Similarly, the use in 1877 of Army and National Guard troops (plus scabs, Pinkertons, militia, etc.) may have prevented an American version of the Paris Commune, but failed to produce a docile working class or silence the labor movement.
So there is the purely practical question: using military force, whether for the commendable purpose of guaranteeing political and human rights to the newly freed black people of the South, or for the less commendable purpose of crushing the workers’ movement in the North, simply might not work – in fact, might backfire.
But aside from that, using the military to do police work produces a deeper effect – you could call it a side effect except that it might turn out to be the main effect: that of decisively altering the country’s form of government.
As Political Science 101 classes teach, the state is defined as the social organization that monopolizes the right of legitimate violence. Where does it get that right? One simple answer is to win the war. What war?
For want of a better term, we can call it the Primal War of the State: the war that a state fights with its people, or part of its people, in order to establish itself as a state.
Another answer, less simple, is that the state gains this right of legitimate violence, and is therefore a state, by the consent of the people.
The above two are simplified theoretical models; actually existing states are mostly complex mixtures of the two principles, with liberal democratic states striving to emphasize the element of consent, and military dictatorships sometimes in actual war with (some of) their people and sometimes holding them in a state of “peaceful” submission, which is one form that the state of war can take. (There are many countries whose militaries are not strong enough defeat any of their neighbors, and whose only purpose is the “pacification” of their own subjects).
In a liberal democracy, both the law enforcement forces (police and judiciary) and the military are empowered by the state’s right of legitimate violence. Members of both are permitted to use physical, including lethal, force against people. But the circumstances under which they may do this, and the rules they must follow, are entirely different.
In the United States and other countries that follow the tradition of the Magna Carta, police may use force against a person who is in the act of committing, or is suspected of having committed, a crime, no one may be imprisoned or otherwise punished except by due process of law, and if the prosecutors can’t show plausible evidence that the arrested person did something illegal, that person must be released (Habeus Corpus).
“Due process” means that the civil authorities can legitimately use violence (arrest, imprisonment, punishment) against people in response to something they have done.

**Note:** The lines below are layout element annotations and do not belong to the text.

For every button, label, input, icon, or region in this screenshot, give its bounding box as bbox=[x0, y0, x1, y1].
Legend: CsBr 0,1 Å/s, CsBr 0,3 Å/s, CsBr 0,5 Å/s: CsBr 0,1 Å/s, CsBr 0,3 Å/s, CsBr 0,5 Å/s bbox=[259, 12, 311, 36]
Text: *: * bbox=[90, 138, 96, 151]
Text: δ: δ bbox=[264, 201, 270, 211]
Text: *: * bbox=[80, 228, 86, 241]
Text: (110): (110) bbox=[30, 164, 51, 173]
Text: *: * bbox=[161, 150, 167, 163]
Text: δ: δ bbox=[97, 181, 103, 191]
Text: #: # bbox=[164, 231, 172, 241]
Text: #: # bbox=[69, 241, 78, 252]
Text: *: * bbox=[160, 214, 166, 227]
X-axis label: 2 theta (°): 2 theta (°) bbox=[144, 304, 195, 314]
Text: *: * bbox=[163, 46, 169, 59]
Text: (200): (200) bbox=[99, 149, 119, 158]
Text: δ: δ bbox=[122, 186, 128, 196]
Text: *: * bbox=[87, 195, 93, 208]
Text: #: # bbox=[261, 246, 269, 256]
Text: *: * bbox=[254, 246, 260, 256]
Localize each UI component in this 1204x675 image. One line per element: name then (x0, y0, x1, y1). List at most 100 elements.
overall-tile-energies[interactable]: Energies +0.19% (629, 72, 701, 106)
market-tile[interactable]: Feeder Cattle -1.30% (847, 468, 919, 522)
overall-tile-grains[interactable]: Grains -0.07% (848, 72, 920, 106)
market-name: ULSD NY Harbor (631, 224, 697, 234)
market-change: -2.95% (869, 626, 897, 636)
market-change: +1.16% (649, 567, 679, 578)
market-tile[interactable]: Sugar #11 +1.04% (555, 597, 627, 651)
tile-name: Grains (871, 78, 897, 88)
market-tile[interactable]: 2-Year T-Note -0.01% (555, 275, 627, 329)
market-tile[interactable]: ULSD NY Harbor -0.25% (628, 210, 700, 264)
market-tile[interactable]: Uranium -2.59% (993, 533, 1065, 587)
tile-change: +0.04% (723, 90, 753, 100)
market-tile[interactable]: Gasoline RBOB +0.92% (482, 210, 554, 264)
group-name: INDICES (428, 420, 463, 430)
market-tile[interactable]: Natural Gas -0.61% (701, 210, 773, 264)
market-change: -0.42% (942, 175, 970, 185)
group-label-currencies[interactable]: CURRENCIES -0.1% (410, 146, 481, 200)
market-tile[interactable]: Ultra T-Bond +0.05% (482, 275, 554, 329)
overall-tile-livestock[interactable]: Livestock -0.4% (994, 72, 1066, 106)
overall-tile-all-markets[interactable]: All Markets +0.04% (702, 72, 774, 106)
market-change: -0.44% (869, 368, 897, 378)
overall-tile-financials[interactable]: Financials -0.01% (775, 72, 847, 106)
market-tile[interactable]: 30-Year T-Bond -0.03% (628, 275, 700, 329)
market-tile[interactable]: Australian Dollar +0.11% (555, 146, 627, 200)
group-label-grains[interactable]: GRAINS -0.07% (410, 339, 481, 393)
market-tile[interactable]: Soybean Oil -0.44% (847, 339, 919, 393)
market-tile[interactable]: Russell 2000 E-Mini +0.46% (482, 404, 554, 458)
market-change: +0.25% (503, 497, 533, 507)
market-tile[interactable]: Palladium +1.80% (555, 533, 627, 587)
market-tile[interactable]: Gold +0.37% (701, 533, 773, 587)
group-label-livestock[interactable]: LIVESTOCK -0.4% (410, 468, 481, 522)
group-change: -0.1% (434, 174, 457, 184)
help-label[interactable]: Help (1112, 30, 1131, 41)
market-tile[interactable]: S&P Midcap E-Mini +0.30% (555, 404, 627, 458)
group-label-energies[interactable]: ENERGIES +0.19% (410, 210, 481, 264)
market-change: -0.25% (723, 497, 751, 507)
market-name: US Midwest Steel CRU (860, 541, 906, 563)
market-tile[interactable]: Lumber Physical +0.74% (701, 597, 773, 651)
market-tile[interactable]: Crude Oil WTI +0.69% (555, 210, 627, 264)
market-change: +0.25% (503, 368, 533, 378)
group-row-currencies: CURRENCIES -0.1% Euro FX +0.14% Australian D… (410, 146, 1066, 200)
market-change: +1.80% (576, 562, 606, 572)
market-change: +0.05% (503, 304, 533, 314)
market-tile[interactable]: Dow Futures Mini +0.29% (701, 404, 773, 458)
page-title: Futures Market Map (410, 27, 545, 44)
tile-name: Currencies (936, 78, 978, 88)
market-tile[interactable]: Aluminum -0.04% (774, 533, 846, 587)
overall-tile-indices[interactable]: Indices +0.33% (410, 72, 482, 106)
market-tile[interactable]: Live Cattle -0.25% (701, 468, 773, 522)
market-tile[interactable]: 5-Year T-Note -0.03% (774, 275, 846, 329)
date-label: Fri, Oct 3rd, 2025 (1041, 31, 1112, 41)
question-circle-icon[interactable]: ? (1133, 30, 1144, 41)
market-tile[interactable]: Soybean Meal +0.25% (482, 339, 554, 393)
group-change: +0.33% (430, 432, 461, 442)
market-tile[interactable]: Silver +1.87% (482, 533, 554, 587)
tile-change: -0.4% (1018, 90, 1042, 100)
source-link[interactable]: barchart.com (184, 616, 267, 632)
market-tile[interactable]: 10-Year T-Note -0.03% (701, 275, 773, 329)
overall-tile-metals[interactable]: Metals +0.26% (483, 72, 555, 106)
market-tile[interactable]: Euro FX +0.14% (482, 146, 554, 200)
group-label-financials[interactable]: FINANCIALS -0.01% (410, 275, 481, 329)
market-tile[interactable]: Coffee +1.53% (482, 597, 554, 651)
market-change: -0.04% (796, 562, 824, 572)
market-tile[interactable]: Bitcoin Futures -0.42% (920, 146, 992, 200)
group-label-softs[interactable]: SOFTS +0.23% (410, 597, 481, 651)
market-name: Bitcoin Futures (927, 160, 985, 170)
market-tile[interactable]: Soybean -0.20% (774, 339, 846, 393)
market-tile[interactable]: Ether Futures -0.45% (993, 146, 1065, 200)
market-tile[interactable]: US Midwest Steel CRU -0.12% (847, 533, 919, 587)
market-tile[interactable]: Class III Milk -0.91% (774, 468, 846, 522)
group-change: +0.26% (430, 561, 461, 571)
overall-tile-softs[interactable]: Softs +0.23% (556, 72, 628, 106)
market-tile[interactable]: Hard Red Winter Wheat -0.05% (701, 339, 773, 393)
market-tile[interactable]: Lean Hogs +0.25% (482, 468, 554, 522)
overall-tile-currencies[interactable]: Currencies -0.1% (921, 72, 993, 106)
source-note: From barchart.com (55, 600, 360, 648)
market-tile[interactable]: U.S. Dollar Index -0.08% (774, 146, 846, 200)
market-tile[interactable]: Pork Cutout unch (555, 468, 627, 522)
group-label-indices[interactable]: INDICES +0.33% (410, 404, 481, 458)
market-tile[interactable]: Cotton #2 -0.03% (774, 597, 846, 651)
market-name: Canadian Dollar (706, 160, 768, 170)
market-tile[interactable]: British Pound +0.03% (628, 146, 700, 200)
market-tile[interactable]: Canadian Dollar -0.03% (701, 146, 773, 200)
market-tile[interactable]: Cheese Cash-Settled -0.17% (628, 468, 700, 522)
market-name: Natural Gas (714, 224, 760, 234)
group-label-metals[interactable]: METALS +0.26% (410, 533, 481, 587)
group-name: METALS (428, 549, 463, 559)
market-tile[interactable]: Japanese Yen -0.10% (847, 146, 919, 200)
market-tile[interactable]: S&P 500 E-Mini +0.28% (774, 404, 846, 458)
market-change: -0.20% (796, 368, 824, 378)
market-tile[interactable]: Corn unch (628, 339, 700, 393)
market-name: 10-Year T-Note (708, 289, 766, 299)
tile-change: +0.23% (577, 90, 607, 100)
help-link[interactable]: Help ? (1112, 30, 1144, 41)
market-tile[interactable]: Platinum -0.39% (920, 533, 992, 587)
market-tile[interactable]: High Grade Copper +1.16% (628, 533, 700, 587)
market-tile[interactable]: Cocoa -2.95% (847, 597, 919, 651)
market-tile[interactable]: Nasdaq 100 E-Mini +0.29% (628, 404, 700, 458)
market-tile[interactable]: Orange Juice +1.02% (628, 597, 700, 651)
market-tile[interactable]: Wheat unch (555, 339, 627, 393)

Soldiers are required to obey no such rule. Their job is to kill people not in response to what they have done, but according to who they are, namely, enemy soldiers. As long as they are wearing the enemy uniform (or as a practical matter, if they are non-combatants who happen to have got between you and the enemy) you can kill them without violating the law. The policeman’s job is to arrest suspects and turn them over to the judiciary for trial; they are not empowered to administer punishment on the street (though many police in the US seem uncomfortable with that rule). Soldiers are not trained in criminal investigation, crowd control, or arrest techniques. Rather, their orders are to “destroy the enemy”, the more the better. Especially in a crowd control situation, it’s not surprising if an angry crowd can begin to look, to a soldier, like the “enemy”, a disorderly situation can begin to take the form of war, and the government to take the form of military rule. There is no reason to believe that the Trump Administration is unaware of this. On the contrary, that seems to be the point.